5.08.025

I think a cool idea for a TV show set in Chicago would be to have a character who just stays in one apartment and every episode the neighborhood is completely different. Like they go outside and some things look familiar but the locals are speaking a new language and there’s a whole new dynamic and style to everything.
That’s how it felt from 1999-2015 anyway, wherever I lived or worked in that city. Since then I’ve been a lot of places and what they all have in common is that everything feels always in flux.
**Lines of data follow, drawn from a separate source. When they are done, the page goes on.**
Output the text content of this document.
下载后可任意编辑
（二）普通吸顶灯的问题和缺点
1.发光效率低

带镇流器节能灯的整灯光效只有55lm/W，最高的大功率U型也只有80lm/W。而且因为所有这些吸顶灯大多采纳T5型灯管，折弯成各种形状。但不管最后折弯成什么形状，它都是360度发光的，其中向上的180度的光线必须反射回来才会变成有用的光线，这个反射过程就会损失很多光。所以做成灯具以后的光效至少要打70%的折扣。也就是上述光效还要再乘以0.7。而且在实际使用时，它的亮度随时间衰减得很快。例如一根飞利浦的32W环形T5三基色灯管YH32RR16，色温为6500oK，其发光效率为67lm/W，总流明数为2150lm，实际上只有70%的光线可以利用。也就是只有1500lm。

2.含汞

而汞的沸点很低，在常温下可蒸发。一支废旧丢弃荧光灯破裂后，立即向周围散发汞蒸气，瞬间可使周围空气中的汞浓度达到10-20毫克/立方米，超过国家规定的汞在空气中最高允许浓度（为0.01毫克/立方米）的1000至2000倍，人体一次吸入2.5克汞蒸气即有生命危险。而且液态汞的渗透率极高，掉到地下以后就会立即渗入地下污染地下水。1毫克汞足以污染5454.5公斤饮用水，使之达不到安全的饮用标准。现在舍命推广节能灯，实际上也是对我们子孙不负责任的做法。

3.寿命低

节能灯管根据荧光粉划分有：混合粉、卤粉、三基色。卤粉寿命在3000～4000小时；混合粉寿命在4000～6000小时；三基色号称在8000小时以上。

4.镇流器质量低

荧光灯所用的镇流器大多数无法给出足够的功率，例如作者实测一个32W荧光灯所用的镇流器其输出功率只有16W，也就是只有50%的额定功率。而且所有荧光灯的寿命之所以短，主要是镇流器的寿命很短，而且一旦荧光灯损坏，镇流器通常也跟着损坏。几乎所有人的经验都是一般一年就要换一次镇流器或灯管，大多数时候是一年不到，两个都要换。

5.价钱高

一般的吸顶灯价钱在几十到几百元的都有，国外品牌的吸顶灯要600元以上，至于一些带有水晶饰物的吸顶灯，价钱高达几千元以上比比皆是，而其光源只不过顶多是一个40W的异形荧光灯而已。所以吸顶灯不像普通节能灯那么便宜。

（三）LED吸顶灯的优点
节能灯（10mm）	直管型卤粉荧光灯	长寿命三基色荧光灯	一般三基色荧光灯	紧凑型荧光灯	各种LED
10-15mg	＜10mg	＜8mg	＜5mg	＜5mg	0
Wherever I show up the locals are all, hey you should've been here two weeks ago when it was authentic and we all had needles sticking out of our shoes. Then they charge me $90 for a coffee and tell me I’m ruining their neighborhood. If I protest that I’ve never had money and I didn’t know where else to go they tell me I should have stayed home. Then I get called a carpetbagger and I remind them that unless they can trace their lineage back to the fucking Clovis their people came here from somewhere too and now the air is bad and it's time to pack my bags again.
If you want to avoid criticism, you stay in the exact spot where you were born. I could return to Alma, Michigan, roll out a sleeping bag in the neonatal unit, bug a nurse for the wi-fi password and I bet even then someone would have a problem with that.
Anyway nobody in Montreal gives me shit for being here. At least to my face or slowly enough that I understand.